I told her that I only represented myself and with some difficulty extracted from her the story behind her question.
They had had an order from the agent of a foreign government for any book they could provide, fact or fiction, which so much as mentioned a spy. The result had been between forty and fifty large parcels, which brought them in about £150 and completely cleared out their stock of spy books.
“I hope,” I said, “that they are enjoying the books in Moscow.”
“It wasn’t the Russians,” she replied. “It was the Germans.”
Remembering an incident in the Cicero case, I said I hoped the Germans would get some good ideas.

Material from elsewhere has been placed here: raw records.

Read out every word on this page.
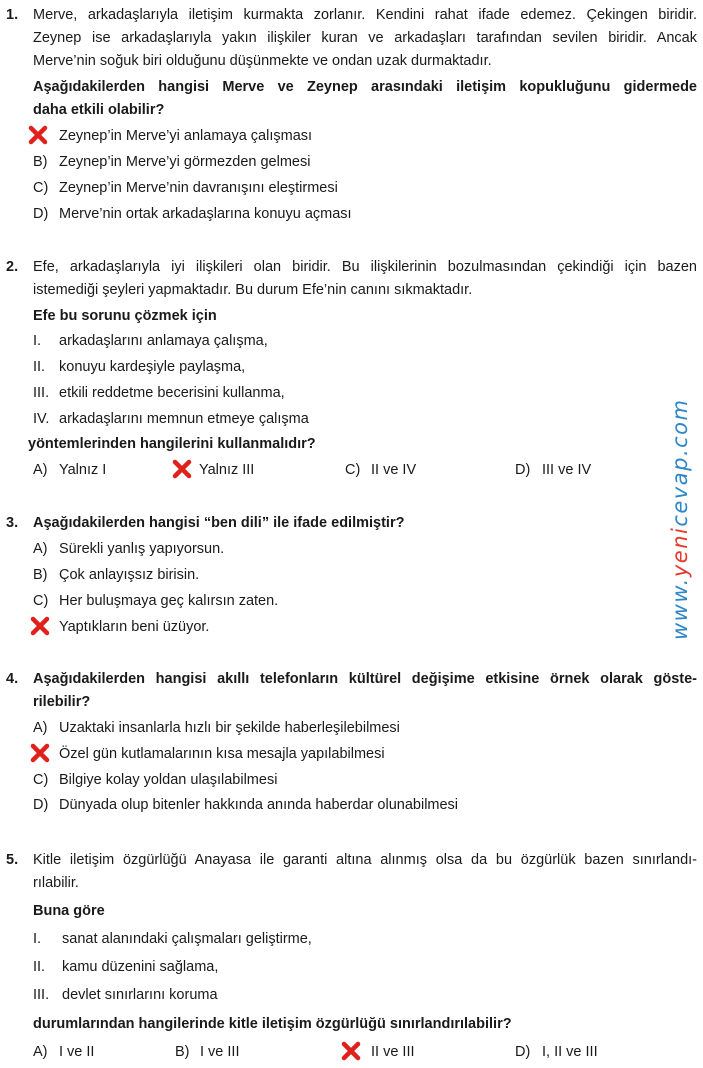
1. Merve, arkadaşlarıyla iletişim kurmakta zorlanır. Kendini rahat ifade edemez. Çekingen biridir.
Zeynep ise arkadaşlarıyla yakın ilişkiler kuran ve arkadaşları tarafından sevilen biridir. Ancak
Merve’nin soğuk biri olduğunu düşünmekte ve ondan uzak durmaktadır.
Aşağıdakilerden hangisi Merve ve Zeynep arasındaki iletişim kopukluğunu gidermede
daha etkili olabilir?
Zeynep’in Merve’yi anlamaya çalışması
B) Zeynep’in Merve’yi görmezden gelmesi
C) Zeynep’in Merve’nin davranışını eleştirmesi
D) Merve’nin ortak arkadaşlarına konuyu açması
2. Efe, arkadaşlarıyla iyi ilişkileri olan biridir. Bu ilişkilerinin bozulmasından çekindiği için bazen
istemediği şeyleri yapmaktadır. Bu durum Efe’nin canını sıkmaktadır.
Efe bu sorunu çözmek için
I. arkadaşlarını anlamaya çalışma,
II. konuyu kardeşiyle paylaşma,
III. etkili reddetme becerisini kullanma,
IV. arkadaşlarını memnun etmeye çalışma
yöntemlerinden hangilerini kullanmalıdır?
A) Yalnız I	Yalnız III	C) II ve IV	D) III ve IV
3. Aşağıdakilerden hangisi “ben dili” ile ifade edilmiştir?
A) Sürekli yanlış yapıyorsun.
B) Çok anlayışsız birisin.
C) Her buluşmaya geç kalırsın zaten.
Yaptıkların beni üzüyor.
4. Aşağıdakilerden hangisi akıllı telefonların kültürel değişime etkisine örnek olarak göste-
rilebilir?
A) Uzaktaki insanlarla hızlı bir şekilde haberleşilebilmesi
Özel gün kutlamalarının kısa mesajla yapılabilmesi
C) Bilgiye kolay yoldan ulaşılabilmesi
D) Dünyada olup bitenler hakkında anında haberdar olunabilmesi
5. Kitle iletişim özgürlüğü Anayasa ile garanti altına alınmış olsa da bu özgürlük bazen sınırlandı-
rılabilir.
Buna göre
I. sanat alanındaki çalışmaları geliştirme,
II. kamu düzenini sağlama,
III. devlet sınırlarını koruma
durumlarından hangilerinde kitle iletişim özgürlüğü sınırlandırılabilir?
A) I ve II	B) I ve III	II ve III	D) I, II ve III
www.yenicevap.com
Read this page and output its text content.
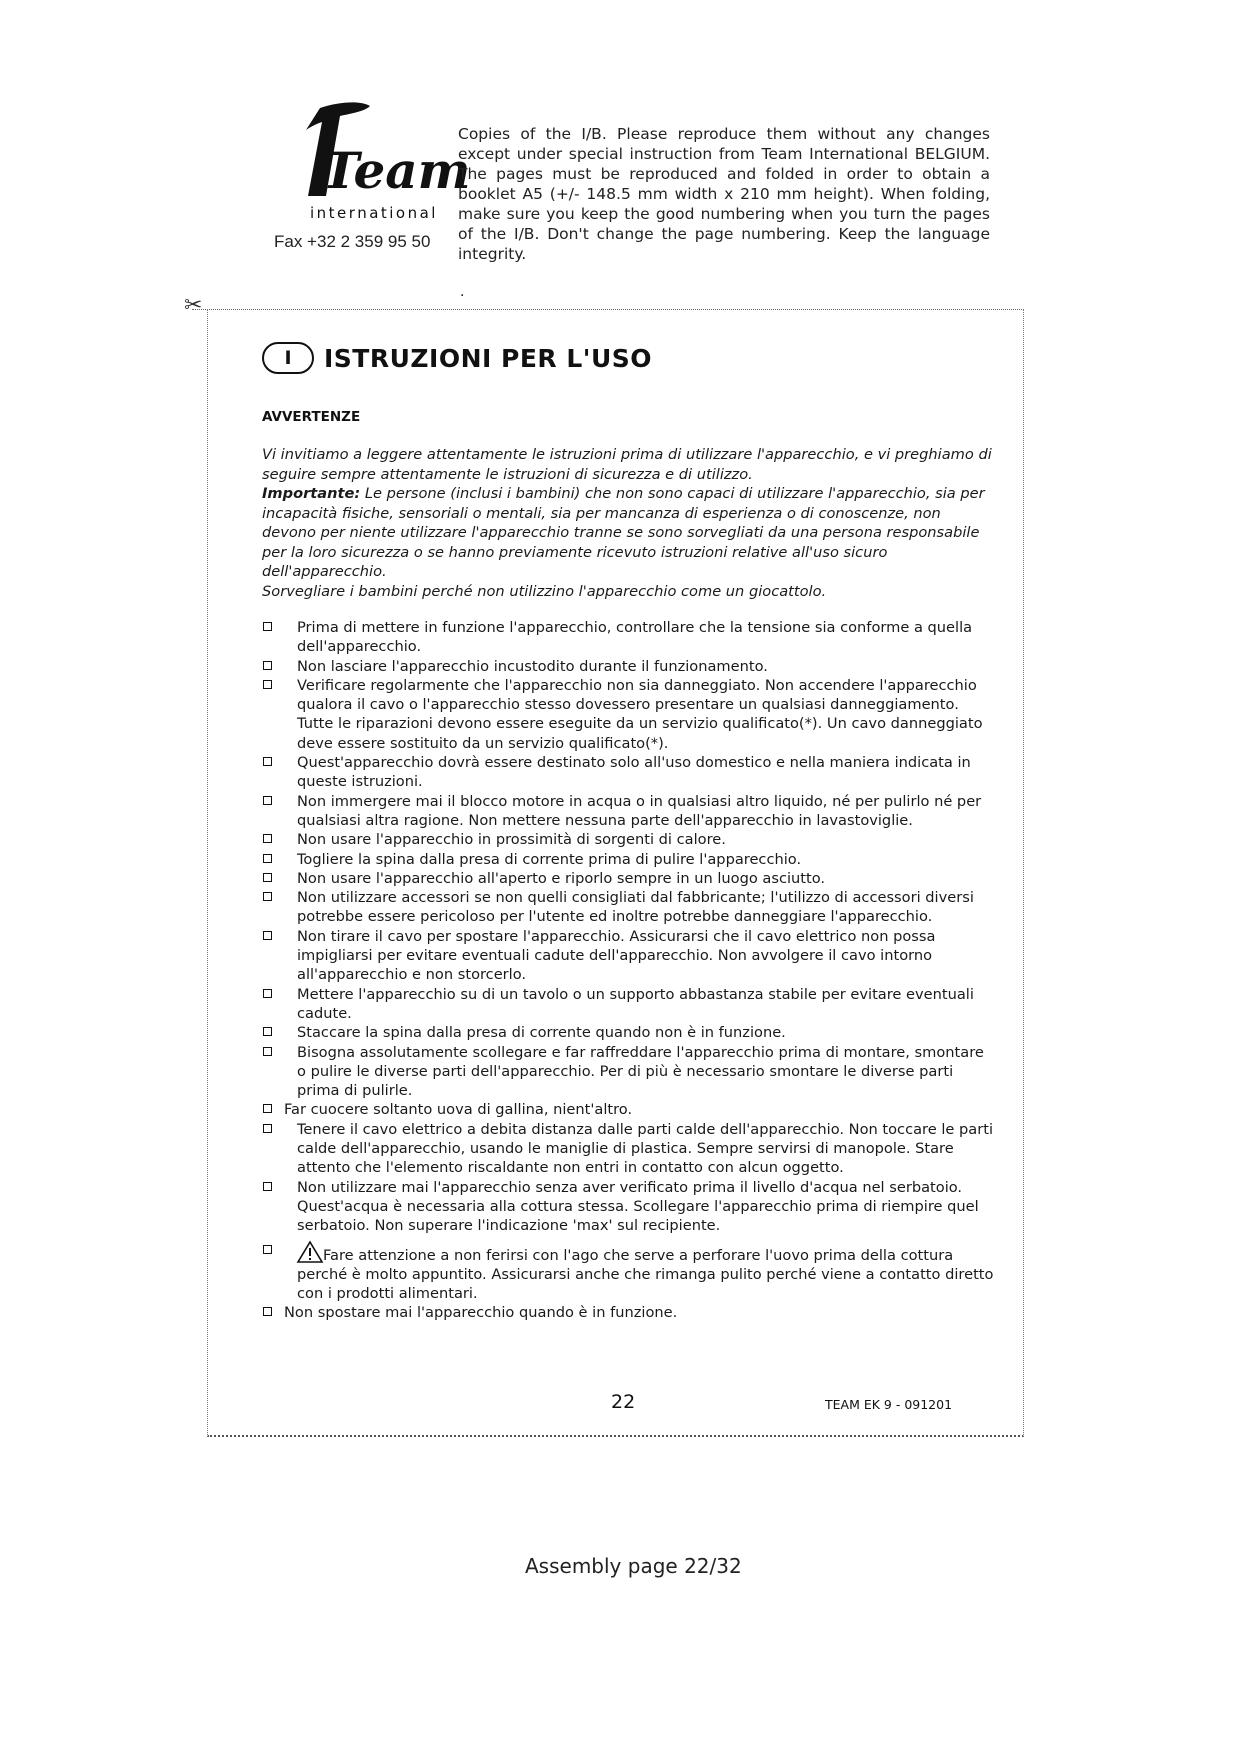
Team
international
Fax +32 2 359 95 50
Copies of the I/B. Please reproduce them without any changes except under special instruction from Team International BELGIUM. The pages must be reproduced and folded in order to obtain a booklet A5 (+/- 148.5 mm width x 210 mm height). When folding, make sure you keep the good numbering when you turn the pages of the I/B. Don't change the page numbering. Keep the language integrity.
.
✂
I	ISTRUZIONI PER L'USO
AVVERTENZE

Vi invitiamo a leggere attentamente le istruzioni prima di utilizzare l'apparecchio, e vi preghiamo di seguire sempre attentamente le istruzioni di sicurezza e di utilizzo.

Importante: Le persone (inclusi i bambini) che non sono capaci di utilizzare l'apparecchio, sia per incapacità fisiche, sensoriali o mentali, sia per mancanza di esperienza o di conoscenze, non devono per niente utilizzare l'apparecchio tranne se sono sorvegliati da una persona responsabile per la loro sicurezza o se hanno previamente ricevuto istruzioni relative all'uso sicuro dell'apparecchio.

Sorvegliare i bambini perché non utilizzino l'apparecchio come un giocattolo.

Prima di mettere in funzione l'apparecchio, controllare che la tensione sia conforme a quella dell'apparecchio.
Non lasciare l'apparecchio incustodito durante il funzionamento.
Verificare regolarmente che l'apparecchio non sia danneggiato. Non accendere l'apparecchio qualora il cavo o l'apparecchio stesso dovessero presentare un qualsiasi danneggiamento. Tutte le riparazioni devono essere eseguite da un servizio qualificato(*). Un cavo danneggiato deve essere sostituito da un servizio qualificato(*).
Quest'apparecchio dovrà essere destinato solo all'uso domestico e nella maniera indicata in queste istruzioni.
Non immergere mai il blocco motore in acqua o in qualsiasi altro liquido, né per pulirlo né per qualsiasi altra ragione. Non mettere nessuna parte dell'apparecchio in lavastoviglie.
Non usare l'apparecchio in prossimità di sorgenti di calore.
Togliere la spina dalla presa di corrente prima di pulire l'apparecchio.
Non usare l'apparecchio all'aperto e riporlo sempre in un luogo asciutto.
Non utilizzare accessori se non quelli consigliati dal fabbricante; l'utilizzo di accessori diversi potrebbe essere pericoloso per l'utente ed inoltre potrebbe danneggiare l'apparecchio.
Non tirare il cavo per spostare l'apparecchio. Assicurarsi che il cavo elettrico non possa impigliarsi per evitare eventuali cadute dell'apparecchio. Non avvolgere il cavo intorno all'apparecchio e non storcerlo.
Mettere l'apparecchio su di un tavolo o un supporto abbastanza stabile per evitare eventuali cadute.
Staccare la spina dalla presa di corrente quando non è in funzione.
Bisogna assolutamente scollegare e far raffreddare l'apparecchio prima di montare, smontare o pulire le diverse parti dell'apparecchio. Per di più è necessario smontare le diverse parti prima di pulirle.
Far cuocere soltanto uova di gallina, nient'altro.
Tenere il cavo elettrico a debita distanza dalle parti calde dell'apparecchio. Non toccare le parti calde dell'apparecchio, usando le maniglie di plastica. Sempre servirsi di manopole. Stare attento che l'elemento riscaldante non entri in contatto con alcun oggetto.
Non utilizzare mai l'apparecchio senza aver verificato prima il livello d'acqua nel serbatoio. Quest'acqua è necessaria alla cottura stessa. Scollegare l'apparecchio prima di riempire quel serbatoio. Non superare l'indicazione 'max' sul recipiente.
Fare attenzione a non ferirsi con l'ago che serve a perforare l'uovo prima della cottura perché è molto appuntito. Assicurarsi anche che rimanga pulito perché viene a contatto diretto con i prodotti alimentari.
Non spostare mai l'apparecchio quando è in funzione.
22	TEAM EK 9 - 091201
Assembly page 22/32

For instance, they might consider the formation of a Waiters’ Underground as described in E. Phillips Oppenheim’s The Secret. “That,” she said rather unhappily, “was one of the books we sold them.”
So now, one can believe, parcels of William Le Queux, E. Phillips Oppenheim and many other authors represented in these pages are being opened by puzzled German Embassy secretaries and other less official agents all over the world. L. C. Moyzisch in Operation Cicero describes how one day soon after he had made Cicero’s acquaintance he received by carrier post from Berlin a somewhat surprising present.
“It was a huge parcel which, when opened, turned out to be an almost complete collection of books dealing with the more celebrated cases of espionage in the twentieth century. There were various White Papers and official files, together with quite a few works of fiction. I had not ordered these books and had neither the time nor the desire to read them. There was a covering note, in which I was more or less tactfully informed that a thorough study of these books would help me in handling Operation Cicero. I shoved them all firmly into the back of the bottom drawer of my desk and there they remained, an unread monument to German thoroughness.”
No doubt such parcels in the future will always include at least one copy of The Spy’s Bedside Book.